Vom großen Ziegenbock.
Mündlich.
An einem Winterabend saßen im Kruge zu Hüpede vier Männer;
unter ihnen war einer, Grüne mit Namen, welcher in Gestorf wohnte
und diesen Abend noch dorthin zurück mußte. Sie waren aber
sehr betrunken und dachten an nichts, als plötzlich die Glocke zwölf
schlug, und der Wirth Feierabend ansagte. Nun taumelten sie hinaus, und
die drei Hüpeder riethen dem Gestorfer, nicht mehr nach Haus zu gehen,
denn es sei nicht geheuer auf dem Wege; er jedoch erwiderte: "Ich
muß noch nach Gestorf, und sollte ich auf einem Ziegenbock hinreiten!"
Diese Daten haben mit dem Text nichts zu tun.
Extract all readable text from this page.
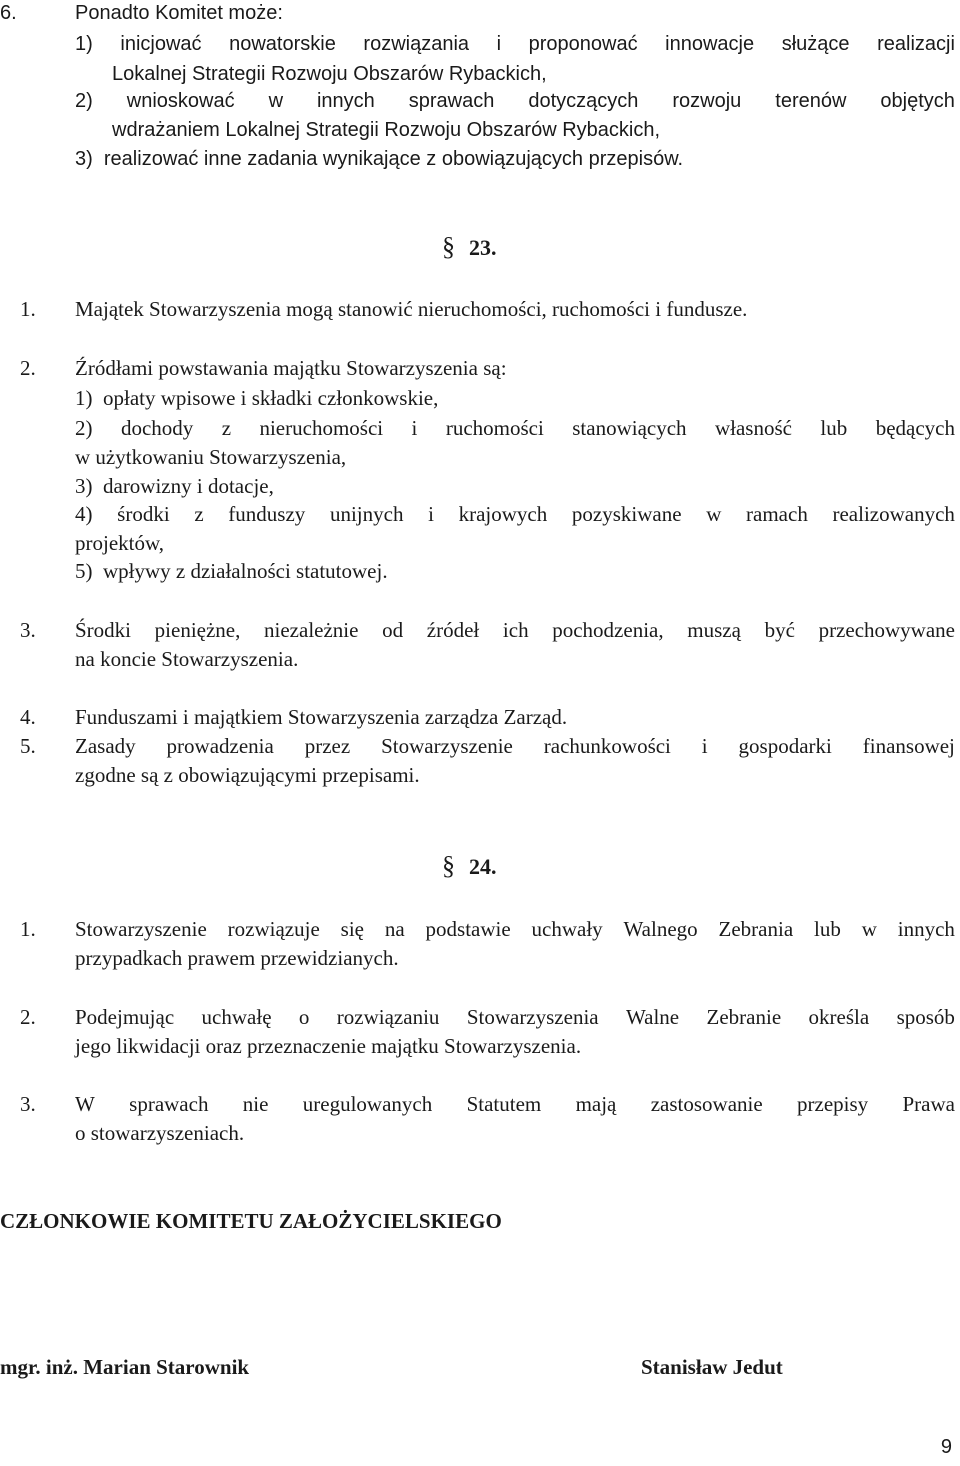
6.	Ponadto Komitet może:
1) inicjować nowatorskie rozwiązania i proponować innowacje służące realizacji
Lokalnej Strategii Rozwoju Obszarów Rybackich,
2) wnioskować w innych sprawach dotyczących rozwoju terenów objętych
wdrażaniem Lokalnej Strategii Rozwoju Obszarów Rybackich,
3)  realizować inne zadania wynikające z obowiązujących przepisów.
§ 23.
1. Majątek Stowarzyszenia mogą stanowić nieruchomości, ruchomości i fundusze.
2. Źródłami powstawania majątku Stowarzyszenia są:
1)  opłaty wpisowe i składki członkowskie,
2) dochody z nieruchomości i ruchomości stanowiących własność lub będących
w użytkowaniu Stowarzyszenia,
3)  darowizny i dotacje,
4) środki z funduszy unijnych i krajowych pozyskiwane w ramach realizowanych
projektów,
5)  wpływy z działalności statutowej.
3. Środki pieniężne, niezależnie od źródeł ich pochodzenia, muszą być przechowywane
na koncie Stowarzyszenia.
4. Funduszami i majątkiem Stowarzyszenia zarządza Zarząd.
5. Zasady prowadzenia przez Stowarzyszenie rachunkowości i gospodarki finansowej
zgodne są z obowiązującymi przepisami.
§ 24.
1. Stowarzyszenie rozwiązuje się na podstawie uchwały Walnego Zebrania lub w innych
przypadkach prawem przewidzianych.
2. Podejmując uchwałę o rozwiązaniu Stowarzyszenia Walne Zebranie określa sposób
jego likwidacji oraz przeznaczenie majątku Stowarzyszenia.
3. W sprawach nie uregulowanych Statutem mają zastosowanie przepisy Prawa
o stowarzyszeniach.
CZŁONKOWIE KOMITETU ZAŁOŻYCIELSKIEGO
mgr. inż. Marian Starownik	Stanisław Jedut
9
Jene nahmen Abschied, und er machte sich auf den Weg. Als er ein wenig
gegangen war, kam er an einen alten Zaun, und an dem Zaune stand ein Ziegenbock,
der war so groß wie ein Ochs, hatte einen entsetzlichen feurigen
Bart und ganz ungeheure Hörner. Grüne war plötzlich nüchtern
vor Schreck, und der Ziegenbock hockte ihn auf, lief mit ihm fort und
lief so rasch, daß dem Reiter fast der Athem ausgieng. Doch anfänglich
war's noch einigermaßen zu ertragen; bald aber kamen sie in den
Wald, und der Ziegenbock sprang immer mitten durch die dicksten Büsche,
so daß Grüne gar arg zerrißen und an den Kleidern zerfetzt
wurde. Er versuchte auch oft, sich an einem Strauche zu halten; doch alle
Mühe, vom Bock auf den Boden zu gelangen, war vergebens. In kurzer
Zeit hatten sie den Weg nach Gestorf zurückgelegt und waren bei Grüne's
Hause; der Ziegenbock warf den ohnmächtigen Reitersmann ins Vorschauer
und war verschwunden. Dieser lag hier eine halbe Stunde lang ohne Bewußtsein;
da hörte seine Frau ihn ächzen und stöhnen und führte
ihn ins Haus. Seitdem erscheint der große Ziegenbock jede Nacht
um zwölf Uhr in Hüpede; manchmal sitzt auch jemand darauf. In
der letzten Zeit hat er sich seltener sehen laßen.
Quelle: Märchen und Sagen aus Hannover,
Carl und Theodor Colshorn, Hannover 1854, Nr. 49, S. 158.